The absorption of the Military Orders marked the decisive victory in the sovereigns’ war against aristocratic pretensions; but the campaign had other battles no less serious, though they did not involve such important financial considerations. If it had been a difficult matter to impress the idea of justice on the country at large, it was equally arduous to persuade the leading families of Castile that they also stood below the law and were expected to obey it.
They might surrender estates wrongly acquired, and even sink their ambitions before the claims of royalty, but to admit of arbitration in their private feuds, instead of dealing with them by the old-fashioned method of duel or assassination, was a tax on their self-control too great for Castilian pride.

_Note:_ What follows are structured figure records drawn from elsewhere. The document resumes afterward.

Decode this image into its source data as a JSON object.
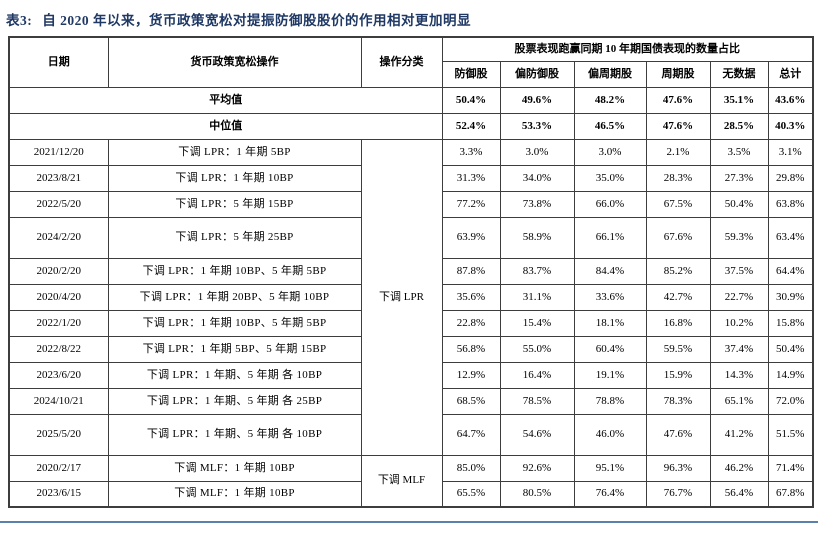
{
  "title": {
    "prefix": "表3:",
    "text": "自 2020 年以来，货币政策宽松对提振防御股股价的作用相对更加明显"
  },
  "colors": {
    "title_navy": "#1f3864",
    "table_border": "#3d3d3d",
    "bottom_rule_blue": "#5b80ad"
  },
  "table": {
    "header": {
      "date": "日期",
      "operation": "货币政策宽松操作",
      "category": "操作分类",
      "group": "股票表现跑赢同期 10 年期国债表现的数量占比",
      "columns": [
        "防御股",
        "偏防御股",
        "偏周期股",
        "周期股",
        "无数据",
        "总计"
      ]
    },
    "summary_rows": [
      {
        "label": "平均值",
        "values": [
          "50.4%",
          "49.6%",
          "48.2%",
          "47.6%",
          "35.1%",
          "43.6%"
        ]
      },
      {
        "label": "中位值",
        "values": [
          "52.4%",
          "53.3%",
          "46.5%",
          "47.6%",
          "28.5%",
          "40.3%"
        ]
      }
    ],
    "categories": [
      {
        "label": "下调 LPR",
        "span": 11
      },
      {
        "label": "下调 MLF",
        "span": 2
      }
    ],
    "rows": [
      {
        "date": "2021/12/20",
        "operation": "下调 LPR：1 年期 5BP",
        "tall": false,
        "values": [
          "3.3%",
          "3.0%",
          "3.0%",
          "2.1%",
          "3.5%",
          "3.1%"
        ]
      },
      {
        "date": "2023/8/21",
        "operation": "下调 LPR：1 年期 10BP",
        "tall": false,
        "values": [
          "31.3%",
          "34.0%",
          "35.0%",
          "28.3%",
          "27.3%",
          "29.8%"
        ]
      },
      {
        "date": "2022/5/20",
        "operation": "下调 LPR：5 年期 15BP",
        "tall": false,
        "values": [
          "77.2%",
          "73.8%",
          "66.0%",
          "67.5%",
          "50.4%",
          "63.8%"
        ]
      },
      {
        "date": "2024/2/20",
        "operation": "下调 LPR：5 年期 25BP",
        "tall": true,
        "values": [
          "63.9%",
          "58.9%",
          "66.1%",
          "67.6%",
          "59.3%",
          "63.4%"
        ]
      },
      {
        "date": "2020/2/20",
        "operation": "下调 LPR：1 年期 10BP、5 年期 5BP",
        "tall": false,
        "values": [
          "87.8%",
          "83.7%",
          "84.4%",
          "85.2%",
          "37.5%",
          "64.4%"
        ]
      },
      {
        "date": "2020/4/20",
        "operation": "下调 LPR：1 年期 20BP、5 年期 10BP",
        "tall": false,
        "values": [
          "35.6%",
          "31.1%",
          "33.6%",
          "42.7%",
          "22.7%",
          "30.9%"
        ]
      },
      {
        "date": "2022/1/20",
        "operation": "下调 LPR：1 年期 10BP、5 年期 5BP",
        "tall": false,
        "values": [
          "22.8%",
          "15.4%",
          "18.1%",
          "16.8%",
          "10.2%",
          "15.8%"
        ]
      },
      {
        "date": "2022/8/22",
        "operation": "下调 LPR：1 年期 5BP、5 年期 15BP",
        "tall": false,
        "values": [
          "56.8%",
          "55.0%",
          "60.4%",
          "59.5%",
          "37.4%",
          "50.4%"
        ]
      },
      {
        "date": "2023/6/20",
        "operation": "下调 LPR：1 年期、5 年期 各 10BP",
        "tall": false,
        "values": [
          "12.9%",
          "16.4%",
          "19.1%",
          "15.9%",
          "14.3%",
          "14.9%"
        ]
      },
      {
        "date": "2024/10/21",
        "operation": "下调 LPR：1 年期、5 年期 各 25BP",
        "tall": false,
        "values": [
          "68.5%",
          "78.5%",
          "78.8%",
          "78.3%",
          "65.1%",
          "72.0%"
        ]
      },
      {
        "date": "2025/5/20",
        "operation": "下调 LPR：1 年期、5 年期 各 10BP",
        "tall": true,
        "values": [
          "64.7%",
          "54.6%",
          "46.0%",
          "47.6%",
          "41.2%",
          "51.5%"
        ]
      },
      {
        "date": "2020/2/17",
        "operation": "下调 MLF：1 年期 10BP",
        "tall": false,
        "values": [
          "85.0%",
          "92.6%",
          "95.1%",
          "96.3%",
          "46.2%",
          "71.4%"
        ]
      },
      {
        "date": "2023/6/15",
        "operation": "下调 MLF：1 年期 10BP",
        "tall": false,
        "values": [
          "65.5%",
          "80.5%",
          "76.4%",
          "76.7%",
          "56.4%",
          "67.8%"
        ]
      }
    ]
  }
}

On one occasion, when Queen Isabel was in Valladolid, high words broke out between Don Fadrique Enriquez, son of Ferdinand’s uncle the Admiral of Castile and a certain Ramir Nuñez de Guzman, Lord of Toral. In spite of the fact that his enemy had received a safe-conduct from the Queen, Don Fadrique attacked him in a public square, striking him several times. Isabel’s indignation was unbounded, and she at once rode to Simancas, whose fortress belonged to the Admiral, demanding either its instant surrender or that of his son. The Admiral, faced by this plain issue, dared not disobey; and, since he was ignorant of his son’s hiding-place he gave up the keys of his stronghold. Isabel then returned to Valladolid, but her anger was unappeased; and when questioned as to its cause she replied: “I am suffering from the blows that Don Fadrique hath struck at my safe-conduct.”
Not till the offender appeared himself at Court to sue for pardon would she relax her coldness to his family; and even then she refused to see him, but ordered that he should be led a prisoner through the streets and thence to a fortress at Arévalo. Here he remained in close confinement, until at his relations’ intercession he was instead exiled to Sicily, there to remain at the Queen’s pleasure.
His enemy, Ramir Nuñez de Guzman, refusing to take warning from his rival’s fate, attempted to assassinate the Admiral in revenge for the attack made on himself, as soon as he had recovered from his wounds; with the result that he was brought before the royal judges and deprived of all his goods and revenues.
Such stern but impartial justice was of the type to inspire awe, but severity alone might have defeated its own ends. The chivalry of Castile had been fostered from its cradle in scenes of war and carnage. It could not cool its hot blood suddenly to accept the discipline of what it regarded as inglorious peace. Some outlet must be found for the wild strain that looked to the rapier and the dagger rather than to books or arguments. That outlet the sovereigns provided, when they took up the challenge of the Moorish Sultan, and began again the old crusade, that was the heritage of eight hundred years.
“Master, God give you good fortune against the Moors, the enemies of Our Holy Catholic Faith.” With these words Ferdinand and Isabel had handed to the new Master of Santiago his standards, when they gave him the insignia of his Order at the Cortes of Toledo in 1480. Little over twelve months was to find those standards in the battlefield, and the nobility of Spain risking its life, not in private brawl nor a vain struggle with the law, but against the enemies of its Queen and Faith.